Micavibrio aeruginosavorus makes it’s living by seeking out its prey and latching onto its victim’s cell wall and sucking out the nutrients. Unlike other bacteria which draw nutrients from their surroundings, M. aeruginosavorus can survive and reproduce only by drawing sustenance from specific prey bacteria.
This mechanism kills the prey, and researchers from the University of Virginia believe this makes it a potentially powerful means of destroying pathogens.
“Pathologists may eventually be able to use this bacterium to fight fire with fire, so to speak, as a bacterium that will aggressively hunt for and attack certain other bacteria that are extremely harmful to humans” said biologist Martin Wu.

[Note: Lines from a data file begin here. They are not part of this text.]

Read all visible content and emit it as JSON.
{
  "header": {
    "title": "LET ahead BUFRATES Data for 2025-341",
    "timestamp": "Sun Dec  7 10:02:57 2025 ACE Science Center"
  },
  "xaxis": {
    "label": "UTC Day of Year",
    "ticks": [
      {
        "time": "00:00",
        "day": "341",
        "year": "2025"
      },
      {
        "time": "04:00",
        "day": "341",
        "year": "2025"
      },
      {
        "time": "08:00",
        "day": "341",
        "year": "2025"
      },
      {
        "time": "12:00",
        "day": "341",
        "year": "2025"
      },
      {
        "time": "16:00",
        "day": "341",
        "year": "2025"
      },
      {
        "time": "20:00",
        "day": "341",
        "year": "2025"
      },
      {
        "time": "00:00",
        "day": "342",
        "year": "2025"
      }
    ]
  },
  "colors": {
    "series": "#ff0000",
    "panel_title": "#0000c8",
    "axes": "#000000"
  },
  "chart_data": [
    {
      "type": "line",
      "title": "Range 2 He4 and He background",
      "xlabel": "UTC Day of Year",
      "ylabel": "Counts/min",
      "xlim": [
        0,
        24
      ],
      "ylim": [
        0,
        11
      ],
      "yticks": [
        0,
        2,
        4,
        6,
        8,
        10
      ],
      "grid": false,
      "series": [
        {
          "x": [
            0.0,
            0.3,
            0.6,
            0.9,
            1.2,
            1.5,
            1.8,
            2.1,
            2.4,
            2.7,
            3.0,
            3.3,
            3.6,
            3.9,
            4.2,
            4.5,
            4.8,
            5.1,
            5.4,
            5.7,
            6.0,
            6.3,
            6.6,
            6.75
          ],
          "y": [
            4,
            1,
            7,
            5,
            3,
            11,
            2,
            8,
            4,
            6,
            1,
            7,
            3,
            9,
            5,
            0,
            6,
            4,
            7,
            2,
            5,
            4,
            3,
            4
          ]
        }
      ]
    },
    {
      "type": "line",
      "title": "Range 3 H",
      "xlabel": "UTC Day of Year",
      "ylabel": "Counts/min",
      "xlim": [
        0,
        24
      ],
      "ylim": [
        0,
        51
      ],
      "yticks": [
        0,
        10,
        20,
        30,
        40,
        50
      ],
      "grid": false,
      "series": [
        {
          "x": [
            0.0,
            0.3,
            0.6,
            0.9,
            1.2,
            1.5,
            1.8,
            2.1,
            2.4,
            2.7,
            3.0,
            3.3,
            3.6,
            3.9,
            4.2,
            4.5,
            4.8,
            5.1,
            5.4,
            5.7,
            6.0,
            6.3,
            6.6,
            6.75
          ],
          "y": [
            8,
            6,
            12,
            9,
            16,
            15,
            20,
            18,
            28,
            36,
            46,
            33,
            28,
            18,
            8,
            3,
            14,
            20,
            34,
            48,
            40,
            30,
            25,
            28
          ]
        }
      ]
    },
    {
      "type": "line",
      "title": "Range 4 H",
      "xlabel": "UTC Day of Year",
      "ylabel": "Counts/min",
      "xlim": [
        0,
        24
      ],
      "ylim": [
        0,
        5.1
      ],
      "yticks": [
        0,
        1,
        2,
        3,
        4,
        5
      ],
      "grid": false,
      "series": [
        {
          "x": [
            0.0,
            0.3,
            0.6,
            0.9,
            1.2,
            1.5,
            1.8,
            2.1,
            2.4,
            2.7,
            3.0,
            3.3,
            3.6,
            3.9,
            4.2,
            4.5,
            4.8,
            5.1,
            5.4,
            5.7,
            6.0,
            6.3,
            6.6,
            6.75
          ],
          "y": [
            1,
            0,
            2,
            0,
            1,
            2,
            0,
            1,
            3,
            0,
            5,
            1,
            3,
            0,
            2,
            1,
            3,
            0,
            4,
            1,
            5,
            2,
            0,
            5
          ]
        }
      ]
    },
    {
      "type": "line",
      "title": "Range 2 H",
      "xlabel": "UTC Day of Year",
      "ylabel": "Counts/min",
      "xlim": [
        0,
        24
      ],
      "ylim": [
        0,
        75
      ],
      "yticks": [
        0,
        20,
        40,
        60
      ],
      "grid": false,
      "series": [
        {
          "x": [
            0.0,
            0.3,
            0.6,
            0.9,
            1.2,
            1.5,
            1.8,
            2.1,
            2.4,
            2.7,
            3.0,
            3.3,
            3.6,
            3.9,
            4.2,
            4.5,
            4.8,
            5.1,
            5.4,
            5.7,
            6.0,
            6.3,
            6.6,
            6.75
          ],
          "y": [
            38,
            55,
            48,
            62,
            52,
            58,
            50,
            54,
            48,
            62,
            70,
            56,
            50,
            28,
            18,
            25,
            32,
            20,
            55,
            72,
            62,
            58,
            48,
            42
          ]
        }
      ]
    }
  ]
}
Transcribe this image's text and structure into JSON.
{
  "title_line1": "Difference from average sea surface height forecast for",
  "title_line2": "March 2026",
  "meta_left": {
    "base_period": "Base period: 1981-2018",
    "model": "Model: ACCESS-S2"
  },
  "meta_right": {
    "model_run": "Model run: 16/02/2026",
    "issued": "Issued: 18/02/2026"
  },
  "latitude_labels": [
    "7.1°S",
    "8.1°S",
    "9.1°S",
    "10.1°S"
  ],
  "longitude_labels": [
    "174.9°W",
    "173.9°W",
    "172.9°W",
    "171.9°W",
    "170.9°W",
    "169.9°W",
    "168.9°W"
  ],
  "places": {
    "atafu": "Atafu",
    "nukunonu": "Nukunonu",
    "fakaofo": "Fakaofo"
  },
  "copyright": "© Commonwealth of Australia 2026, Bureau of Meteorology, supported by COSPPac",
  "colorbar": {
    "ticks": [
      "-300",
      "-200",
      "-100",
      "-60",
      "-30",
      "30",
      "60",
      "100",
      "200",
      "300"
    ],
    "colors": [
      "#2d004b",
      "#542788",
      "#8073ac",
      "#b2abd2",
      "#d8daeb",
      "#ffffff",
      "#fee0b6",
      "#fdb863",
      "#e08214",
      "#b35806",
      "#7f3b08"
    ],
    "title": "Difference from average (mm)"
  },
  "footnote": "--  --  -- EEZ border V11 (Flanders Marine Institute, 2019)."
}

The researchers used cutting-edge genomic technology to decode the genome, and have published their work in BMC Genomics.
Wu noted that this bacterium could provide a new approach to attacking pathogens without building up a resistance. Additionally, M. aeruginosavorus is a selective feeder and harmless to thousands of beneficial bacterial that dwell in the general environment and the human body.
“It is possible that a living antibiotic such as M. aeruginosavorus – because it so specifically targets certain pathogens – could potentially reduce our dependence on traditional antibiotics and help mitigate the drug-resistance problem we are now facing,” he said.
The bacterium is known to target Pseudomonas aeruginosavorus – the cause of serious lung infections in cystic fibrosis sufferers. It is able to swim through viscous fluids such as mucus and attack the glue-like biofilm and Pseudomonas aeruginosavorus.
M. aeruginosavorus still requires further study for a more thorough understanding of its gene functions, but it may find uses in reducing bacteria that form biofilms in piping, and on medical devices and implants that are susceptible to biofilm formation. Wu said genetic engineering will be required to tailor the predatory attribues of the bacterium to pecific uses in the treatment of disease.
“We have a map now to work with, and we will see where it leads,” he said.